Journaling is great. It helps organize your thinking.

Why do you publish, if not to reach readers? If you want to reach readers, why not put some effort into that part too?


I write to organize my thoughts and sometimes that writing is useful to others and then I publish it. But that's more like 1:50 or so these days, most of the stuff I do I'm pretty sure nobody would be interested in. Last week's project: to recreate an old Romanian kitchen implement. I highly doubt anybody would be interested in something like that.


I’d be interested, should you ever decide to post that content!


Hah, serves me right :) It's a wooden mallet/knife combo that is used to mash eggplant, nothing special really but you can't just go out and buy them here.
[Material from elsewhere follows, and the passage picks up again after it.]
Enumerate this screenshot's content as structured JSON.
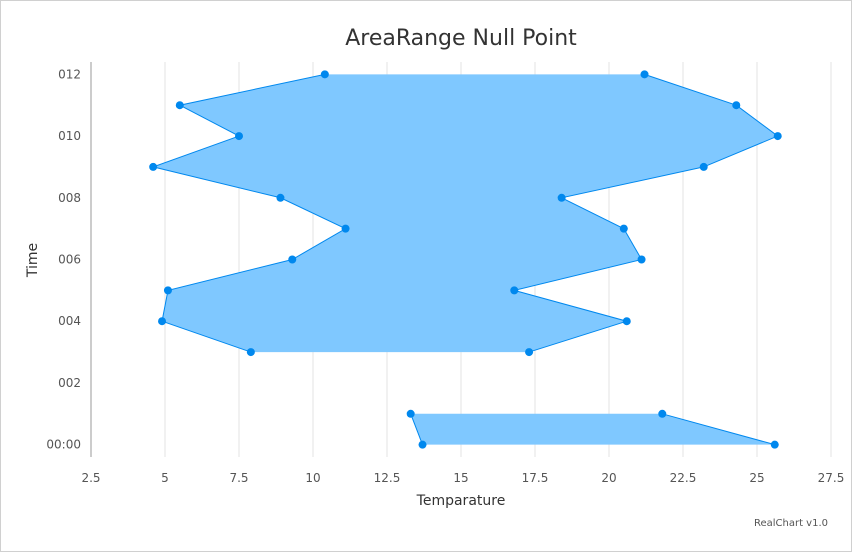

So I chopped one out of a piece of acacia wood and then endless sanding to get it to as close as the original as I could.

This the real thing:

https://www.dedeman.ro/ro/tocator-pentru-vinete-lemn-euro-sa...

And here is my clone:

https://imgur.com/a/ikAXbyB

If you want an SVG for the outline let me know (mail in profile).

That's four hours of work, most of it spent on sanding, Acacia is pretty hard.


I bet there are 7 subreddits focused on topics that embrace old Romanian kitchen implements.


I did put effort into that - I built an RSS feed for my site. In fact, if you use a well-behaved reader with partial fetching, I'll even include the full text of each article.


Why? My most enjoyable project doesn't have any tracking at all, I don't know if it has just 1 (me) user, 1,000 or a million. Every other week or so I get some confirmation that people actually use it and it always is a pleasant surprise, so much more worthwhile than just to see a number go up.

Maybe there is a businessmodel to be made with a platform that shows engagement metrics but they're not the real thing, just a bunch of counters that are incremented regardless of actual use. That way you get to feel good...


I read it was takin' the piss / sarcasm.


The person writes for a living, so having analytics is necessary. Subscribers are the most direct possible audience for a book, which is usually part of how writers support themselves.